One caveat of the present study is that the placebo scan was always conducted before the AMPH scan due to the potential carryover effects of AMPH. Although there is currently no evidence of diurnal variation in basal levels of endogenous DA, it is possible that other extraneous variables that may be associated with order, such as anticipatory anxiety, could have an influence on endogenous DA levels and response to AMPH. Baseline anxiety was positively associated with DA release following methylphenidate in one study (Volkow et al, 1994) and change in anxiety following AMPH was negatively correlated with DA release in another (Drevets et al, 2001). No differences in baseline anxiety were noted on the analog scales between sessions and analog ratings of anxiety were not associated with DA release in the present study. Future studies with larger sample sizes will allow further investigation of these and other covariates. An alternative to the present design would have been to counterbalance the order of the two drug conditions by administering them on different days. With the latter alternative, however, the design would have been compromised by less experimental control over confounding variables between sessions, as well as greater likelihood that some subjects might not complete both scans. A possible advantage of the fixed order of the scans was that the AMPH scan was always conducted as the second scan of the day during the mid-morning hours when cortisol levels would normally be falling, giving added credence to conclusions that the increases in hormone levels that were observed during this period of time were drug-induced effects.

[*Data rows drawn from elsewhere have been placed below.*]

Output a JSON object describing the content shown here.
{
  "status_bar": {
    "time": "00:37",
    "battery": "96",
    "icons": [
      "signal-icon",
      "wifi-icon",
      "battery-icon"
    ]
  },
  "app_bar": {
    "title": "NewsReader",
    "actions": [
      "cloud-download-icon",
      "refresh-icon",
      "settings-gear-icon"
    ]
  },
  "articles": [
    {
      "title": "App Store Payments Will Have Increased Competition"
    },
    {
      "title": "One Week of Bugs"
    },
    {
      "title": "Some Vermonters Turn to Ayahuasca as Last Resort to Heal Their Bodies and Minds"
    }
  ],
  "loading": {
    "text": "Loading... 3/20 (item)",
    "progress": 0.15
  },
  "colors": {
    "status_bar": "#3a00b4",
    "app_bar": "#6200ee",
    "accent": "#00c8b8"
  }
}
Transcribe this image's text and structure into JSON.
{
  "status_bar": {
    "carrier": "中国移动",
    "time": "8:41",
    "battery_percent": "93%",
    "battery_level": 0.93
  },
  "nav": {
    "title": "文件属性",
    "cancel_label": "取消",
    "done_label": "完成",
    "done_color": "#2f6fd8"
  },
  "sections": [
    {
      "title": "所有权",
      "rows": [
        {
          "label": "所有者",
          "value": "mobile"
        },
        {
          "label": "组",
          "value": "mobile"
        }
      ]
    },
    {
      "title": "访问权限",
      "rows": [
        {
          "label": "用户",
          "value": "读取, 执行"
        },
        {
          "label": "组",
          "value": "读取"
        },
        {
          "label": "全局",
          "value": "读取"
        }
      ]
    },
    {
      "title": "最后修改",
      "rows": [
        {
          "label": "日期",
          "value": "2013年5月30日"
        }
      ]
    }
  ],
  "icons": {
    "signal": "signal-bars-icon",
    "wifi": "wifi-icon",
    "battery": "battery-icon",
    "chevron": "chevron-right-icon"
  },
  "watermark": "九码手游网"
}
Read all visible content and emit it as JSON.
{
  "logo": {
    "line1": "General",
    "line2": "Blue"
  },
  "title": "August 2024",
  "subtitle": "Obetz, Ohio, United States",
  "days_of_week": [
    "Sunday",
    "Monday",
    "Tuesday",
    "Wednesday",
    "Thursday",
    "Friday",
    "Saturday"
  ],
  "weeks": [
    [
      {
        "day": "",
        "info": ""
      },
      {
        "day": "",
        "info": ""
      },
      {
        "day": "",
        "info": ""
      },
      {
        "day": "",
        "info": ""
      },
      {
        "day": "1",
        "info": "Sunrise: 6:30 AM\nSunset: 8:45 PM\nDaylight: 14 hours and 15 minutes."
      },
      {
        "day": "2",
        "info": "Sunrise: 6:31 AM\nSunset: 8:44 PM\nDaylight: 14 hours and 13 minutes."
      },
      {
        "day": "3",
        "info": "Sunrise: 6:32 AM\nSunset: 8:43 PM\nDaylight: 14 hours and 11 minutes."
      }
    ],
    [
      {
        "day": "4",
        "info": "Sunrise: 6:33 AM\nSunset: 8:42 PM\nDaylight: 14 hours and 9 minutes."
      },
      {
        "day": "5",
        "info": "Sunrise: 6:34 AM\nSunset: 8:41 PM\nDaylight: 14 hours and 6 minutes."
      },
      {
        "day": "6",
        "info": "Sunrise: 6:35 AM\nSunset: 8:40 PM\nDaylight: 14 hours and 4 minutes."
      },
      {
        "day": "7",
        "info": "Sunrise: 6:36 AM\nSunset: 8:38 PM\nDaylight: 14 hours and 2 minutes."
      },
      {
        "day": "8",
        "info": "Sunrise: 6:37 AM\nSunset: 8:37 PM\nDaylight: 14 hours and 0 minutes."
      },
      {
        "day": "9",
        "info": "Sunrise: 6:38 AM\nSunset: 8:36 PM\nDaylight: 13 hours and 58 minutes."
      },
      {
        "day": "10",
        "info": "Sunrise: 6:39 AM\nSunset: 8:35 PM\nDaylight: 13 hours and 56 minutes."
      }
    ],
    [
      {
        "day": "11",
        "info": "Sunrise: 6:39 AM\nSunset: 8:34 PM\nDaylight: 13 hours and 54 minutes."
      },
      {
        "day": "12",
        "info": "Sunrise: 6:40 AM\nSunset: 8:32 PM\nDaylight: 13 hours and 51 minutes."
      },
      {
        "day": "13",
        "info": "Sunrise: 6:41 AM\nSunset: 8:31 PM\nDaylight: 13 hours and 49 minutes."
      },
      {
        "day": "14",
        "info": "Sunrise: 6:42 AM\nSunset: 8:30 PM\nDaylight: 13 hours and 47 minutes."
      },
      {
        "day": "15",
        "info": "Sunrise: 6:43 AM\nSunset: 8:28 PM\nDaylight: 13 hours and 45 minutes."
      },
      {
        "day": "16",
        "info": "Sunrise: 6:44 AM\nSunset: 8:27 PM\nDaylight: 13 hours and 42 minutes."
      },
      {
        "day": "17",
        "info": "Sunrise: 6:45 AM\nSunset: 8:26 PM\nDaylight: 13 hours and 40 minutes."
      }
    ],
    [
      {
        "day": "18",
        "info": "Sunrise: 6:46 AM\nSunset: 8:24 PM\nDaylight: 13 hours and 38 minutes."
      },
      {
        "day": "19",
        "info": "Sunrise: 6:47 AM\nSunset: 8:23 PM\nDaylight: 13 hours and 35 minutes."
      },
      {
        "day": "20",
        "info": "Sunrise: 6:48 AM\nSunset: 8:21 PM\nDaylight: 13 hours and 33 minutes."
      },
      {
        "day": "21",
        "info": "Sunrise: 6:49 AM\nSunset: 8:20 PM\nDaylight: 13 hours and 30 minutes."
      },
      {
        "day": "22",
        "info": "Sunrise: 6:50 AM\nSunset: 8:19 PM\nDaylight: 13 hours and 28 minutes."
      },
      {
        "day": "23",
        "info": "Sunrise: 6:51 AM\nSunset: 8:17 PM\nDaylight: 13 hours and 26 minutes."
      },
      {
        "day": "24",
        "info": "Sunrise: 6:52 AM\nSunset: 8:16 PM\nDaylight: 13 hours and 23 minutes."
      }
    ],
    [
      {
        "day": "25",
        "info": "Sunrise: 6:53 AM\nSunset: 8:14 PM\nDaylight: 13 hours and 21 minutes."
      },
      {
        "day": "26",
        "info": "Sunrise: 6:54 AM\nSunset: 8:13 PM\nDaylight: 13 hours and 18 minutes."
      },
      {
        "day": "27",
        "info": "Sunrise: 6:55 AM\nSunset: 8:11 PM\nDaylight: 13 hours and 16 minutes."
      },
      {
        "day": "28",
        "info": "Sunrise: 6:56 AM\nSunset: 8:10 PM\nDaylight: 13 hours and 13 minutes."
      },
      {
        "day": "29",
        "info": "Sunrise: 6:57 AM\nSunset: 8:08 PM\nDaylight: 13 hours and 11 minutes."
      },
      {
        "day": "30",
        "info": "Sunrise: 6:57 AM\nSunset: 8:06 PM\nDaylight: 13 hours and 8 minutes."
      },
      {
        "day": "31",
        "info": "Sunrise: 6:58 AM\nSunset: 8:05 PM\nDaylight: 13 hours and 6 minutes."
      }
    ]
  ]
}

In summary, our findings provide support for notions that glucocorticoids play a role in psychostimulant reinforcement and that interactions between glucocorticoids and DA neurotransmission underlie this role. The findings have implications for the development of new pharmacotherapies for alcohol and drug dependence, suggesting that efforts to develop therapeutic agents that target the HPA axis hold promise for the future. The data also support hypotheses that individual differences in stress reactivity may be a factor that influences vulnerability for alcohol and drug dependence.